El movimiento de Estados Unidos amenaza la inversión de 500 millones de dólares de Nueva Delhi. Además, la decisión de Donald Trump pone en peligro la proyección estratégica india, puesto que el puerto es una puerta de entrada directa a Afganistán y Asia Central sin depender de Pakistán, uno de sus grandes rivales en la región..
Desde Chabahar, la carretera construida por India abre el camino a las principales ciudades de Afganistán, como Herat, Kandahar, Kabul y Mazar-e-Sharif, conectando una importante ruta comercial con las cinco naciones del Asia Central. Este puerto estratégico es así una alternativa al puerto chino de Gwadar, en Pakistán, y el proyecto de la Nueva Ruta de la Seda.

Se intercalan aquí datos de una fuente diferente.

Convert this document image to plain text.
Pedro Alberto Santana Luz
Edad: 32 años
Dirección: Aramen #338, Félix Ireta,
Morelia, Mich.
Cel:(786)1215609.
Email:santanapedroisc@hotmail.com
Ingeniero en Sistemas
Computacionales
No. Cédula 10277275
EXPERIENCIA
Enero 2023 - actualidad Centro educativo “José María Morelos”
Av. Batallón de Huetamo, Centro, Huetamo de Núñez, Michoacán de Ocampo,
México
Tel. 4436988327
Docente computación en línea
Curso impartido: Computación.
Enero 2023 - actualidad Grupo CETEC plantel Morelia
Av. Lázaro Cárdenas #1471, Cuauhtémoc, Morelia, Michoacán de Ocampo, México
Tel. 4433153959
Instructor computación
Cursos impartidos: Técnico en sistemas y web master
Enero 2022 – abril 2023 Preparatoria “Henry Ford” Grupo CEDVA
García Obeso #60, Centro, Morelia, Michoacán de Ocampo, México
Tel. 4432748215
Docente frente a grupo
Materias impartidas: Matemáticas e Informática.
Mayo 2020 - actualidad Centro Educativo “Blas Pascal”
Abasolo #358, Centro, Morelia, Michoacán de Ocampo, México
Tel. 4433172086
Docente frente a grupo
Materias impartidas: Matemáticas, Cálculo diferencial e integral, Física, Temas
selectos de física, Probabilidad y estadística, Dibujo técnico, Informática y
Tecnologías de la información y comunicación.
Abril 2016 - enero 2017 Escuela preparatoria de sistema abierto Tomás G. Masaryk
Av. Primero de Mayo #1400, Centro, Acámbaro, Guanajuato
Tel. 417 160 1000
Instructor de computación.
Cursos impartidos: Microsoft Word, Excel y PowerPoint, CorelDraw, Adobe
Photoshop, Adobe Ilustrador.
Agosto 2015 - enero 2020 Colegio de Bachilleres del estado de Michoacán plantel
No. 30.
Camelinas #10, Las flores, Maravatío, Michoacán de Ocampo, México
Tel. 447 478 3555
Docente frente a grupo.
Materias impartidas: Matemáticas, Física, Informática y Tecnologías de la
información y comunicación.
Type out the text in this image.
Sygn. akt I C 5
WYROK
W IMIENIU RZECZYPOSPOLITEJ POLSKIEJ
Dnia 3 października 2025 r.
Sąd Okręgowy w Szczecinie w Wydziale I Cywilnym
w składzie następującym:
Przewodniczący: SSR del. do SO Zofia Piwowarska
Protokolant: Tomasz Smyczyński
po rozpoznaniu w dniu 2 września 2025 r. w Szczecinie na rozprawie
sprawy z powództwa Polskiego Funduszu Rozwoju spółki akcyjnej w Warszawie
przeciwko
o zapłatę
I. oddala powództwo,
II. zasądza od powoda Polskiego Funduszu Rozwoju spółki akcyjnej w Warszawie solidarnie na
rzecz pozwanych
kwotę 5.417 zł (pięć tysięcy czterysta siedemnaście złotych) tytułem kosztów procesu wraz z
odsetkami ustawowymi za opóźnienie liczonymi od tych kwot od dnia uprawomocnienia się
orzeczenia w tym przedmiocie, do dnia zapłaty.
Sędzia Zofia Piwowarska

Ante estas presiones, el primer ministro indio, Narendra Modi, ha llamado a abrazar el “mantra swadeshi”. “No tenemos otra opción. India tiene que hacerse autosuficiente. Desde los chips hasta los barcos, tendremos que fabricar cosas en India", declaró. Vinculando la autosuficiencia económica con el orgullo nacional, el mensaje de Modi refuerza la agenda del gobierno de promover la manufactura doméstica.
Si sigue la guerra comercial, India podría impulsar su creciente alineamiento con China y Rusia, en línea con la Declaración de Tianjin de la cumbre de la Organización de Cooperación de Shanghái (OCS), que anunció la formación de un Banco de Desarrollo.
En ese caso, Nueva Delhi optaría por un mercado asiático integrado como nuevo orden regional, donde Estados Unidos tendría poco poder de decisión. Para esta tendencia será clave ver si finalmente el presidente Trump acude a la cumbre de líderes del QUAD en India, que se celebrará en noviembre.